ALPHAFOLD_DIR which points to /contrib/singularity/alphafold
ALPHAFOLD_DATADIR which points to /contrib/datasets/alphafold/2.3.0

You can use these variables to easily access the container and the datasets. You can use the the module from either a batch script or an interactive session, the invocations are the same. For optimum performance, you should use no more than 8 CPU cores. While you can run this without a GPU, we do not recommend that. The following batch script demonstrates how you can use this module:

#!/bin/bash
#SBATCH --job-name=alphafold2-run
#SBATCH --time=04:00:00
#SBATCH --gres=gpu:volta:1
#SBATCH --cpus-per-task=8
#SBATCH --ntasks-per-node=1
#SBATCH --partition=gpu_standard
#SBATCH --account=<pi-account>

# Uncomment the following two lines to make predictions on proteins that would be too long to fit into GPU memory.
# export APPTAINERENV_TF_FORCE_UNIFIED_MEMORY=1 
# export APPTAINERENV_XLA_PYTHON_CLIENT_MEM_FRACTION=4.0

module load alphafold/2.3.0

alphafold --nv \
          --use_gpu_relax \
          --uniref90_database_path=/data/uniref90/uniref90.fasta  \
          --uniref30_database_path=/data/uniref30/UniRef30_2021_03 \
          --mgnify_database_path=/data/mgnify/mgy_clusters_2022_05.fa  \
          --bfd_database_path=/data/bfd/bfd_metaclust_clu_complete_id30_c90_final_seq.sorted_opt  \
          --pdb70_database_path=/data/pdb70/pdb70  \
          --template_mmcif_dir=/data/pdb_mmcif/mmcif_files  \
          --obsolete_pdbs_path=/data/pdb_mmcif/obsolete.dat \
          --model_preset=monomer \
          --max_template_date=2023-08-02 \
          --db_preset=full_dbs \
          --output_dir=<output_dir> \
          --fasta_paths=<input.fasta>

You can find out the full list of options that you can specify by loading the module in an interactive session and running alphafold --helpfull.

AlphaFold 3¶

We host AlphaFold version 3.0.0. Unlike AlphaFold 2, AlphaFold 3 is not completely free. We host the datasets it needs for inference. However, you need to obtain the model parameters from Google directly. Fill and submit this form to request access to the model parameters from Google. Please ensure that you have read the terms and conditions mentioned in the form and that you can comply with them.

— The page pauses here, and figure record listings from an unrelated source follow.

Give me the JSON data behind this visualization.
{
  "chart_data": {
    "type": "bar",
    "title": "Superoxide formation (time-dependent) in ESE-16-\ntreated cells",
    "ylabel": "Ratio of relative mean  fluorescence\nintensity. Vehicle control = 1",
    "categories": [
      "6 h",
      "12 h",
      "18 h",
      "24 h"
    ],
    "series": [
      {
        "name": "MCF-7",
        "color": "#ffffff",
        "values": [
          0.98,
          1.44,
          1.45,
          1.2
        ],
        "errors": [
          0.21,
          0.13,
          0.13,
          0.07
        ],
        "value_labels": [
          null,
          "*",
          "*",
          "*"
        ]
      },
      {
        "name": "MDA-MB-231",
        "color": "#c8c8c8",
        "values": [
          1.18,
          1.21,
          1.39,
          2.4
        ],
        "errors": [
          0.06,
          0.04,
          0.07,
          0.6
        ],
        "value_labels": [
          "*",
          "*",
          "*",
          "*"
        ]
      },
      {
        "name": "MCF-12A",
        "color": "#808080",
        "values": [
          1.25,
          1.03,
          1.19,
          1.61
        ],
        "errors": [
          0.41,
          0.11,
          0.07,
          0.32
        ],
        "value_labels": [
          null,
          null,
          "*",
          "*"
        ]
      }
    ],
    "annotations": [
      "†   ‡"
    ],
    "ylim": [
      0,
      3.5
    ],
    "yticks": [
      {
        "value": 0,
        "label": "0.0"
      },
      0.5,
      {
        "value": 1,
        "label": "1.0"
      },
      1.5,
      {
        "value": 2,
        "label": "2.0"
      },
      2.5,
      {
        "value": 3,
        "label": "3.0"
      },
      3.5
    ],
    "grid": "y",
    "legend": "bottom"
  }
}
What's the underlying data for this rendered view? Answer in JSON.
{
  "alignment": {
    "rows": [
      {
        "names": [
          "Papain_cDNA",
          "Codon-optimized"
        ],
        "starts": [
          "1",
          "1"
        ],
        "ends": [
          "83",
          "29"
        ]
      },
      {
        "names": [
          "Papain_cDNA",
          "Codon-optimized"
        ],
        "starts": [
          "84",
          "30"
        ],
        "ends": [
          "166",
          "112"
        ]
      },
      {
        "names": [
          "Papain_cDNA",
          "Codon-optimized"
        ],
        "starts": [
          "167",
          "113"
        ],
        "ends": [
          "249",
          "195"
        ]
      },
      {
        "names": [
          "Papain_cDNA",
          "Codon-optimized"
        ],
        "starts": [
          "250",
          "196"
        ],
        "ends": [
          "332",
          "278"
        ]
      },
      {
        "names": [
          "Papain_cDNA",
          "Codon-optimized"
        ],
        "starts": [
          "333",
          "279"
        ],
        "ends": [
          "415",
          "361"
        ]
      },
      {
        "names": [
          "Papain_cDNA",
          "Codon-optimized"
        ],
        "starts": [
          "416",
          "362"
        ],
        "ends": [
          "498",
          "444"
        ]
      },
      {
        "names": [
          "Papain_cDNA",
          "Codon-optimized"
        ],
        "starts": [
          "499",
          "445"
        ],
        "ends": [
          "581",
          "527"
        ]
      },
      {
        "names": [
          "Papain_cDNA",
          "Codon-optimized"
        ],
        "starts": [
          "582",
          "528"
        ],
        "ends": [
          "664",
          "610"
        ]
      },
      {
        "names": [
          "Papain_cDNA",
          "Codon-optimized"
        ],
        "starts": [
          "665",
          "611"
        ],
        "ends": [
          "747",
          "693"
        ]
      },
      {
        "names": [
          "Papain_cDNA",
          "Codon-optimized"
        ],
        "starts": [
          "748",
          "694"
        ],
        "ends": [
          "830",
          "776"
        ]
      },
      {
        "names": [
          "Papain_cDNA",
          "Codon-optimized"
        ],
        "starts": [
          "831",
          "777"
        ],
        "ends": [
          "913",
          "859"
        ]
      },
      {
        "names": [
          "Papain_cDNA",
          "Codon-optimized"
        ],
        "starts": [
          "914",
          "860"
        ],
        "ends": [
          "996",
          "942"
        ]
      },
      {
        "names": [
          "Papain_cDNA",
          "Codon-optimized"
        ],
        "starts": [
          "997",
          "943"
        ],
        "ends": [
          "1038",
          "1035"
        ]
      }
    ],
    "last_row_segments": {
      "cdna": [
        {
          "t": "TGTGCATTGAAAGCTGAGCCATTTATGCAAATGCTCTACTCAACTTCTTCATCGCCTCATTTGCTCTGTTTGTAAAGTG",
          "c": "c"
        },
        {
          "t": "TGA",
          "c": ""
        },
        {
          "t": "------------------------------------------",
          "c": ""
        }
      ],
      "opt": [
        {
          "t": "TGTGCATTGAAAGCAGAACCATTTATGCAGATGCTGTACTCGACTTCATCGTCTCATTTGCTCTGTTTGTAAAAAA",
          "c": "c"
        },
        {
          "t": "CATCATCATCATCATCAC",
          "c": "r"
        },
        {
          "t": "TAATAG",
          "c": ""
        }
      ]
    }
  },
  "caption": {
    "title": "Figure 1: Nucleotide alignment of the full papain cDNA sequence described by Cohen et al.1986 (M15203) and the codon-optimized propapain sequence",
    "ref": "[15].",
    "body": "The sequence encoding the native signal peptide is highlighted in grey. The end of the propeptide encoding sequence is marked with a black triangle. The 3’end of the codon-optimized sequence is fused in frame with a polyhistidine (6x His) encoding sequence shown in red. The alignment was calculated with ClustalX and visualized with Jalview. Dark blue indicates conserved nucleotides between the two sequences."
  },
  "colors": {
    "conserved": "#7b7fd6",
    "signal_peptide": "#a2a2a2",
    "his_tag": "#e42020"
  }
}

After Google approves your request, they will send you an email with a link to download a file containing the model parameters. You will likely download the file on your local computer, it is little less than 1 GB in size. Use one of our file transfer options to transfer this file to your HPC storage. The model parameters file is in a compressed format. You will need to decompress it to use it. From an interactive session, run:

module load zstd
unzstd af3.bin.zstd

We recommend that you put the decompressed af3.bin file in a directory named models.

When you load the alphafold/3.0.0 module it adds the following variables to your environment:

ALPHAFOLD_DIR which points to /contrib/singularity/alphafold
ALPHAFOLD_DATADIR which points to /contrib/datasets/alphafold/3.0.0

AlphaFold 3 requires 1 GPU for inference. Officially only NVIDIA A100 and H100 GPUs, with 80 GB of GPU RAM, are supported. However, you can use older GPUs, such as V100 and P100, or GPUs with less memory, such as one of our A100 slices with 20 GB of GPU RAM. The input size will be limited in these cases. The AlphaFold documentation provides strategies that you can adopt to make runs with larger inputs. To run it on node with P100 or V100 GPUs, add --flash_attention_implementation=xla to the alphafold command in the example below.

For optimum performance do not use more than eight CPU cores. The following batch script demonstrates how you can use this module:

#!/bin/bash
#SBATCH --job-name=alphafold3-run
#SBATCH --time=04:00:00
#SBATCH --gres=gpu:nvidia_a100_80gb_pcie_2g.20gb
#SBATCH --cpus-per-task=8
#SBATCH --ntasks-per-node=1
#SBATCH --partition=gpu_standard
#SBATCH --account=<pi-account>

module load cuda12
module load alphafold/3.0.0

alphafold --db_dir=/data --output_dir=<output_dir> --model_dir=models --json_path=<input.json>

You can find out the full list of options that you can specify by loading the module in an interactive session and running alphafold --helpfull.